Now some people might perceive this as my being slightly arrogant however this is not the case. I use that as a header simply because it is true and the reaction to my previous blog about people making the choice to sponge/steal from the rest of us by living on benefits confirms it. Indeed, not a single person has disagreed with me.
So with that in mind, I’d like to continue along that path just once more. And it will only be the once because to be honest, I’m not sure my blood pressure could stand another bout of thinking about it. You see the other morning as I was listening to some MP or other ranting on about the state of the nation, another benefit related thought struck me. And it was this:
Saddled with the legacy of Labours ridiculous spending policies and a reported £170 billion a year welfare bill, the current government are being forced to make some drastic decisions. The public sector is being decimated with all kinds of people being made redundant (including members of the Armed Forces even though we’re currently engaged in two major conflicts in case anyone had forgotten) whilst the private sector is undergoing seemingly ever increasing hardships as a result of all kinds of exterior pressures ranging from increased fuel prices to the instability of the financial markets.
In short, we’re in the shit and to address it, the entire country is going to have to keep calm and carry on (to coin a phrase).
There is however, one area of the UK economy who have remained immune from what’s been going on and will apparently remain so; the unemployed. For them, that cheque has continued to drop on the mat every fortnight and it will continue to do so irrespective of the cost to the tax payer (that’s you and me).
Now can someone explain to me, how is that right?
I’m not saying for one second that the majority of unemployed men and women wouldn’t give their right arm to be employed or that everyone is

claiming the dole by choice. That’s not what this is about. This is about fairness pure and simple. When hard working tax-payers are being hammered on an almost daily basis, why are the unemployed not sharing in the nations pain? And how better to do that than to apply an across the board 5% reduction in unemployment benefit.
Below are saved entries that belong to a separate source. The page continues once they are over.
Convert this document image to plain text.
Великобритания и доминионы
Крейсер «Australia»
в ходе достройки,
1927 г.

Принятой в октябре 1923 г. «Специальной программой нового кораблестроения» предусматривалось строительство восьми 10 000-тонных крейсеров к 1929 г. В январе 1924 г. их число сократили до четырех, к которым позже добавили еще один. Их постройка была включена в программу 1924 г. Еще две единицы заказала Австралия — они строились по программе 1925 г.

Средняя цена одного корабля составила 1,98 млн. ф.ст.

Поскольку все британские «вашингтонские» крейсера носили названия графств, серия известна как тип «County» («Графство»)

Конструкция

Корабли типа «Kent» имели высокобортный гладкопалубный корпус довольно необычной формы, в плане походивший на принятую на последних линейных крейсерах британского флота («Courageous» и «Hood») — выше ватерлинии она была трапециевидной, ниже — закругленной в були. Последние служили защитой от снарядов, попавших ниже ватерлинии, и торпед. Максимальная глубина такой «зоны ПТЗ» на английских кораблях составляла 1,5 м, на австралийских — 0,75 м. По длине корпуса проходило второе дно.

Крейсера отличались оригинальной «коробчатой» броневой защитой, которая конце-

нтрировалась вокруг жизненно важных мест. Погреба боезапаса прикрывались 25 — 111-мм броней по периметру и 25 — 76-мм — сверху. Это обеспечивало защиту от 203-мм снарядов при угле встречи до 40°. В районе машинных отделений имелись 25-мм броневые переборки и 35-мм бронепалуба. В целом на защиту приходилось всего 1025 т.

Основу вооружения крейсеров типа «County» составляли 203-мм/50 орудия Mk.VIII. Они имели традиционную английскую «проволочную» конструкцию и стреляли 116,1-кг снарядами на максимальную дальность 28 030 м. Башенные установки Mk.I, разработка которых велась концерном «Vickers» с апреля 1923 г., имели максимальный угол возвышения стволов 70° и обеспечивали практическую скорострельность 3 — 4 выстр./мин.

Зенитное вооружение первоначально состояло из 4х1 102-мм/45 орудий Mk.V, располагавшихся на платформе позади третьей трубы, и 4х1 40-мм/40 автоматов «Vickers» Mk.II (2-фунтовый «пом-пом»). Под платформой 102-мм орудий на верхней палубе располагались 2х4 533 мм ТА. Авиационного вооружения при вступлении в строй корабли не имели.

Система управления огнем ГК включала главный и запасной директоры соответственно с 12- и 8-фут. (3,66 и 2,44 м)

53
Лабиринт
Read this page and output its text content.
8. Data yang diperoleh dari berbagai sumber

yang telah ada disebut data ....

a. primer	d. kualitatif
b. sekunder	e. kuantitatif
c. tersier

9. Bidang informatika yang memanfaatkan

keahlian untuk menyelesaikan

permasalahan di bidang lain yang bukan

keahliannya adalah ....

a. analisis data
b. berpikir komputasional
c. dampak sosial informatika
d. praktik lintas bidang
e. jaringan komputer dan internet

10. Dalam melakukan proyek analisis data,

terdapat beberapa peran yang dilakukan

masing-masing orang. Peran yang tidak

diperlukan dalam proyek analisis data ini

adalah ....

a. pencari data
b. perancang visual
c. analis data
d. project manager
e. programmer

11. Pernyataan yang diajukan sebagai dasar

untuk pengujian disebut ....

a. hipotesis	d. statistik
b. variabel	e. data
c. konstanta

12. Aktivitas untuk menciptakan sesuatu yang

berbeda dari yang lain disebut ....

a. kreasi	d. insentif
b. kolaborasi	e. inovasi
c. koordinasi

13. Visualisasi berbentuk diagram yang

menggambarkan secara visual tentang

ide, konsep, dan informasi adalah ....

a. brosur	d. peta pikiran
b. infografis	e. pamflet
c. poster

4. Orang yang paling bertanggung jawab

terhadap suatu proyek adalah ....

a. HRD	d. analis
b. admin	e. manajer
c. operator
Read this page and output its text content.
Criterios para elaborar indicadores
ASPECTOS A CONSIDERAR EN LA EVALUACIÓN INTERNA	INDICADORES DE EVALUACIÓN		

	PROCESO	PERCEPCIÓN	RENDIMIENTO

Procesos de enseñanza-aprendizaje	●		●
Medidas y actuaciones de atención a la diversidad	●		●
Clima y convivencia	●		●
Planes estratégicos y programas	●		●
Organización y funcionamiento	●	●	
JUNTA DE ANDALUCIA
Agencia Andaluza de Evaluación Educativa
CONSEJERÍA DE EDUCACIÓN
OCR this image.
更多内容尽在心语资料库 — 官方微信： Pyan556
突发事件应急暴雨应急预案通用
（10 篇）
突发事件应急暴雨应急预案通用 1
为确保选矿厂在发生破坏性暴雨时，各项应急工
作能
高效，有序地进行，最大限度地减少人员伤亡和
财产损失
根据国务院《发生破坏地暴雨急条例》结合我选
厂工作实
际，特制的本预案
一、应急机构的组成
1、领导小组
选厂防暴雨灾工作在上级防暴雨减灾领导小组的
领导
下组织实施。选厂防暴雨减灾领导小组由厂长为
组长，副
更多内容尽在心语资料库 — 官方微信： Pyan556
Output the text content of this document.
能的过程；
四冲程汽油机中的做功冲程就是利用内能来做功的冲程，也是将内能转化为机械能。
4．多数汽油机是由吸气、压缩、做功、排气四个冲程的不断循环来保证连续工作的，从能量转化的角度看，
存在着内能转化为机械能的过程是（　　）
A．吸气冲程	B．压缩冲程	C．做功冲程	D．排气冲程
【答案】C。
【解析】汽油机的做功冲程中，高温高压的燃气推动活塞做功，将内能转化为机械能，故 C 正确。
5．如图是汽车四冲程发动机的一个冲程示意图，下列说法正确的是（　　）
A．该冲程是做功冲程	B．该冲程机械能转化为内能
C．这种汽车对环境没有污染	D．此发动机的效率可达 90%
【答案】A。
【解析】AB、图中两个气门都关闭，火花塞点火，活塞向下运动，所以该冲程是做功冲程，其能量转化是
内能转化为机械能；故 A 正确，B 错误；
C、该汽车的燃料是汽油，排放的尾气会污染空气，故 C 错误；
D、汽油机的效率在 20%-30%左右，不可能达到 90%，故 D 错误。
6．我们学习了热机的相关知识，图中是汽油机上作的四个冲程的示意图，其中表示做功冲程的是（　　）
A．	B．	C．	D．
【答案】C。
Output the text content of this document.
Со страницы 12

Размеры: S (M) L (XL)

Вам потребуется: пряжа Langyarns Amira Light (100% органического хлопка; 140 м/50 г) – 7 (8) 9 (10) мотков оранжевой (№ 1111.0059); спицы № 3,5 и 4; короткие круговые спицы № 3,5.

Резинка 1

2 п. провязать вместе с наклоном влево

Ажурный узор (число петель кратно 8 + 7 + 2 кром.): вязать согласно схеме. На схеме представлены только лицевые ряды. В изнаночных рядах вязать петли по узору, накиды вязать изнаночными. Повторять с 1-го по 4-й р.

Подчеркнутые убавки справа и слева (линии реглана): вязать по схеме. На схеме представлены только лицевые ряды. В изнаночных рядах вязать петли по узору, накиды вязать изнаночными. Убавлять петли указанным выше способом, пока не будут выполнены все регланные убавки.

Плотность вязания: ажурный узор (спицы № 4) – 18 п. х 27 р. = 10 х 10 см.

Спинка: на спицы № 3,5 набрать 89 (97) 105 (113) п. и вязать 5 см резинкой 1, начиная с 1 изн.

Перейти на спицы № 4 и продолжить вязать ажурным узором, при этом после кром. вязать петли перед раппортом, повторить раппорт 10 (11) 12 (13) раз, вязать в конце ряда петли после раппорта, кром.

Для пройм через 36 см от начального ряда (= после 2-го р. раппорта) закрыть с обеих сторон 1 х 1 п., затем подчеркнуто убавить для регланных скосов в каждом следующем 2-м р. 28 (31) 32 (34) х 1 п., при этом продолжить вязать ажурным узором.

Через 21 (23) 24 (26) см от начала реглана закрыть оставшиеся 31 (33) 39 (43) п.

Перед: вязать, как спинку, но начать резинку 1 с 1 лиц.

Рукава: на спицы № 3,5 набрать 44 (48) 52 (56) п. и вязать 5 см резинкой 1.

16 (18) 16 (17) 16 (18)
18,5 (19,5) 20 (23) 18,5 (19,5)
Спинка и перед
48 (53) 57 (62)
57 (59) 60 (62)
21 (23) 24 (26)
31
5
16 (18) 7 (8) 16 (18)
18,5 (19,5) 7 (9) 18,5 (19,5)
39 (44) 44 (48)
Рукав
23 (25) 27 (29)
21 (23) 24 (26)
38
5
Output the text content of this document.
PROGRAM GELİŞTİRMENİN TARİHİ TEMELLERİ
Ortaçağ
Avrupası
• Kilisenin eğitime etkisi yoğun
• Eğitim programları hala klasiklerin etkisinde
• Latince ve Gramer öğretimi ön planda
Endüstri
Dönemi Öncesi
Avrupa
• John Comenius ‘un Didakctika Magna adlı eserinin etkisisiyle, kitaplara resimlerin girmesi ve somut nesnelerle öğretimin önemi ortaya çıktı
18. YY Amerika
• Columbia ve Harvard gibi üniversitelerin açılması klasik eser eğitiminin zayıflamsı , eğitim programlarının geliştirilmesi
It makes perfect sense. If the cuts are about saving money then surely the obvious thing to do is to cut back on one of your biggest expenses. Not by sneaking around trying to catch people out but by simply cutting the amount you are paying out. And let’s be brutally honest, a cut in unemployment benefit might surely encourage people to actually take jobs which they have thus far thought of as ‘demeaning’ or too low paid and as a result, put something back into the country too many of them are happily screwing over.
Most importantly of all, it would prove that this government are actually thinking about what’s going on and show the tax-paying British public that when they say that we’re all in this together, they actually mean it. Because to me, at this moment in time, it doesn’t feel like that at all.
Is that being too simplistic? Or is it simply stating the bloody obvious?
PS: I have already had a number of posts agreeing with me and suggesting 5% is a tad too low. 10 if not 15% being closer to what people would like to see together with a time limit for claimants! A nice idea in theory although I’m not sure it would work in practice.
I’d far rather see a programme relating to earning UB such as cleaning up the local community, working with the elderly, etc, etc. Although no doubt the do-gooders of this world would consider this demeaning. Which kind of takes us back to the previous blog!